Duties and Qualifications:

  • Assign ICD-10 and CPT codes accurately for Physician services.
  • Reviews physician documentation to ensure accurate coding of all office and surgical procedures, assign the appropriate procedure and diagnosis codes based on current coding guidelines, The coder will verify and ensure the accuracy, completeness, specificity and appropriateness of diagnosis codes based on services rendered and assigns appropriate modifiers.
  • Demonstrates knowledge and remains current in regard to ICD’s current version, CPT codes.
  • Abide by the Standards of Ethical Coding and adhere to official coding guidelines.
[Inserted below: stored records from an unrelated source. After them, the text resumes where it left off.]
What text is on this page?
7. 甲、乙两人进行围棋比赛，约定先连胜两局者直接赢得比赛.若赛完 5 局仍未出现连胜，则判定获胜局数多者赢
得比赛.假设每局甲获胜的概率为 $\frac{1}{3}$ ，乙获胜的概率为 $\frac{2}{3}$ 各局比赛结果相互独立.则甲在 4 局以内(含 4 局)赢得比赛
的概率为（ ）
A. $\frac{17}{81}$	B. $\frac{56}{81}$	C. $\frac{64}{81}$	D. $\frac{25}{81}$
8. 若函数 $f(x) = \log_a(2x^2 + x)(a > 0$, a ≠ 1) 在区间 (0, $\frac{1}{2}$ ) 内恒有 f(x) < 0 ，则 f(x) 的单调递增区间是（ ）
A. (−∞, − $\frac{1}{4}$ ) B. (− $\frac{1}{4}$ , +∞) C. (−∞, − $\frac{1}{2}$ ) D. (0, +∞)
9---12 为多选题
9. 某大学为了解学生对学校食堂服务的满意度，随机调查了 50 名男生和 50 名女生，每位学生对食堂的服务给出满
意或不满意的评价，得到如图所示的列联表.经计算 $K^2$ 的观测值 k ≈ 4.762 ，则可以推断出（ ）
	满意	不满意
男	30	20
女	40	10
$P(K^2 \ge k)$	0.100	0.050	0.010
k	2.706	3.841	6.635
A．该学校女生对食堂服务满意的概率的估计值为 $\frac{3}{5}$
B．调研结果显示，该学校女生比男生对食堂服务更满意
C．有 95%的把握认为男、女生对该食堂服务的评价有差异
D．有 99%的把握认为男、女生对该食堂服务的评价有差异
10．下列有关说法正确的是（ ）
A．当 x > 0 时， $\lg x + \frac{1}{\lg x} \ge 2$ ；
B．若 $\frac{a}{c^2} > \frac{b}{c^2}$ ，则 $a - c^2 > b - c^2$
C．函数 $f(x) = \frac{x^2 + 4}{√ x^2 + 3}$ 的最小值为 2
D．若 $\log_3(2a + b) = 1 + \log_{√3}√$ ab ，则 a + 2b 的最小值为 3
  • Complete appropriate paperwork/documentation/system entry regarding claim/encounter information.
  • Provide support, education and training related to, quality of documentation, level of service and diagnosis coding consistent with established coding guidelines and standards.
  • Knowledge of Local Coverage Determinations and National Coverage Determinations (LCD/NCD) medical necessity requirements.
  • Monitor Coding changes to ensure that most current information is available.
  • Working knowledge of payer specific guidelines and/or ability to seek resolve with billing department.
  • Experience with surgery coding and E&M coding.
  • Post charges accurately and submit electronic claims.
  • Resolve any claim rejections, including CCI edits
  • Research inadequate documentation and rejected or denial claims.
  • Query attending physicians for documentation and diagnostic clarification.
  • Works with manager and physicians, providing coding guidance.
  • Enters charges timely and accurately.
  • Runs and works daily reports.
  • Plan, organizes, and integrates priorities and deadlines.